= Napier Downs =

Pastoral lease in Western Australia

Napier Downs Station, commonly referred to as Napier Downs, is a pastoral lease that operates as a cattle station in the Kimberley region in Western Australia.

Napier Downs is situated about 130 km east of Derby and 150 km north west of Fitzroy Crossing and is accessed via the Gibb River Road. The property is mostly composed of black soil plains with the rocky ridges of the Napier Range running through the property. The plains are savannah country with many gorges found between the ridges at the southern end of the range.

The 4047 km2 station stocked with 20,000 head of Red Brahman cattle was acquired by Kerry Stokes from Peter Leutenegger in 2015 for an estimated AUD23 million to AUD40 million. Leutenegger, a former helicopter pilot, had worked in the region since 1980, and had acquired the property in 1992 after the Brucellosis and Tuberculosis Eradication program in the Kimberleys in the 1980s had led to many stations having to destock.

The property was established in the early 1880s by M. C. Davies and the Kimberley Pastoral Company, who also owned neighbouring Kimberley Downs Station.
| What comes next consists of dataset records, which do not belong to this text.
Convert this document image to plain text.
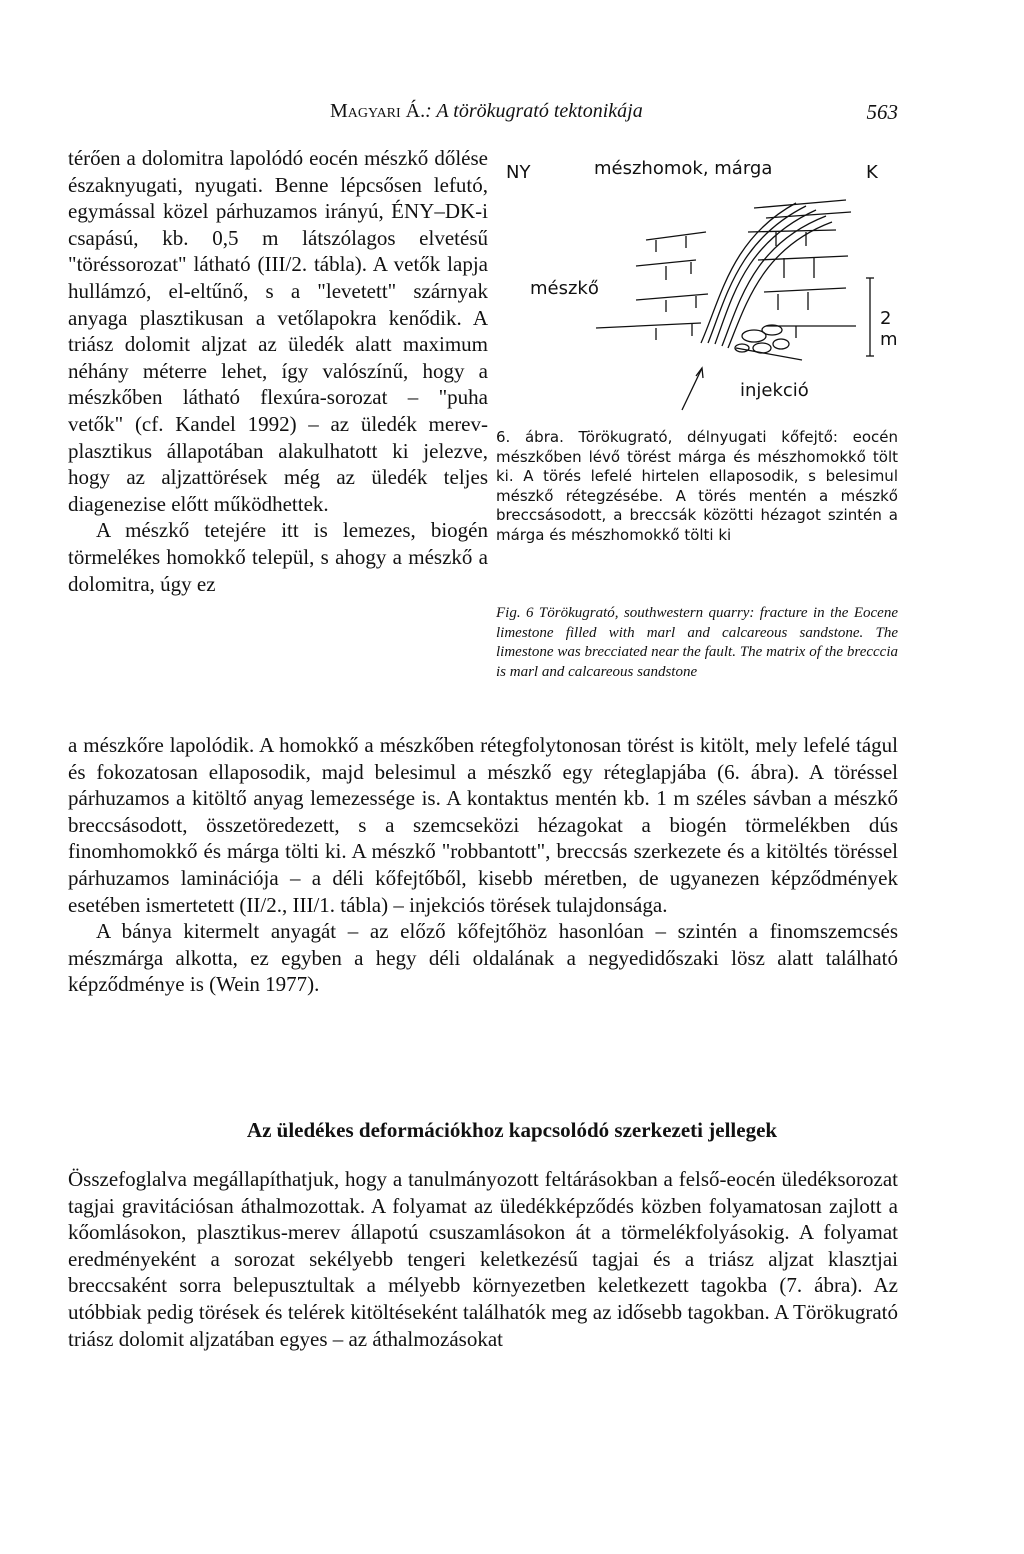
Magyari Á.: A törökugrató tektonikája	563

térően a dolomitra lapolódó eocén mészkő dőlése északnyugati, nyugati. Benne lépcsősen lefutó, egymással közel párhuzamos irányú, ÉNY–DK-i csapású, kb. 0,5 m látszólagos elvetésű "töréssorozat" látható (III/2. tábla). A vetők lapja hullámzó, el-eltűnő, s a "levetett" szárnyak anyaga plasztikusan a vetőlapokra kenődik. A triász dolomit aljzat az üledék alatt maximum néhány méterre lehet, így valószínű, hogy a mészkőben látható flexúra-sorozat – "puha vetők" (cf. Kandel 1992) – az üledék merev-plasztikus állapotában alakulhatott ki jelezve, hogy az aljzattörések még az üledék teljes diagenezise előtt működhettek.

A mészkő tetejére itt is lemezes, biogén törmelékes homokkő települ, s ahogy a mészkő a dolomitra, úgy ez

NY	mészhomok, márga	K
mészkő
2 m
injekció
6. ábra. Törökugrató, délnyugati kőfejtő: eocén mészkőben lévő törést márga és mészhomokkő tölt ki. A törés lefelé hirtelen ellaposodik, s belesimul mészkő rétegzésébe. A törés mentén a mészkő breccsásodott, a breccsák közötti hézagot szintén a márga és mészhomokkő tölti ki
Fig. 6 Törökugrató, southwestern quarry: fracture in the Eocene limestone filled with marl and calcareous sandstone. The limestone was brecciated near the fault. The matrix of the brecccia is marl and calcareous sandstone

a mészkőre lapolódik. A homokkő a mészkőben rétegfolytonosan törést is kitölt, mely lefelé tágul és fokozatosan ellaposodik, majd belesimul a mészkő egy réteglapjába (6. ábra). A töréssel párhuzamos a kitöltő anyag lemezessége is. A kontaktus mentén kb. 1 m széles sávban a mészkő breccsásodott, összetöredezett, s a szemcseközi hézagokat a biogén törmelékben dús finomhomokkő és márga tölti ki. A mészkő "robbantott", breccsás szerkezete és a kitöltés töréssel párhuzamos laminációja – a déli kőfejtőből, kisebb méretben, de ugyanezen képződmények esetében ismertetett (II/2., III/1. tábla) – injekciós törések tulajdonsága.

A bánya kitermelt anyagát – az előző kőfejtőhöz hasonlóan – szintén a finomszemcsés mészmárga alkotta, ez egyben a hegy déli oldalának a negyedidőszaki lösz alatt található képződménye is (Wein 1977).

Az üledékes deformációkhoz kapcsolódó szerkezeti jellegek

Összefoglalva megállapíthatjuk, hogy a tanulmányozott feltárásokban a felső-eocén üledéksorozat tagjai gravitációsan áthalmozottak. A folyamat az üledékképződés közben folyamatosan zajlott a kőomlásokon, plasztikus-merev állapotú csuszamlásokon át a törmelékfolyásokig. A folyamat eredményeként a sorozat sekélyebb tengeri keletkezésű tagjai és a triász aljzat klasztjai breccsaként sorra belepusztultak a mélyebb környezetben keletkezett tagokba (7. ábra). Az utóbbiak pedig törések és telérek kitöltéseként találhatók meg az idősebb tagokban. A Törökugrató triász dolomit aljzatában egyes – az áthalmozásokat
In 1910 Napier Downs occupied an area of 900000 acre, was stocked with 9,000 cattle, and was still owned by M. C. Davies.

The area was struck by drought in 1953, the station only receiving 1 in of rain when it normally received 25 in. The grass was burnt beyond recovery resulting in losses of stock.

In 1988 the homestead was the base camp for an expedition was carried out in the Napier Range by the Royal Geographical Society and the Linnaean Society involving 30 scientists.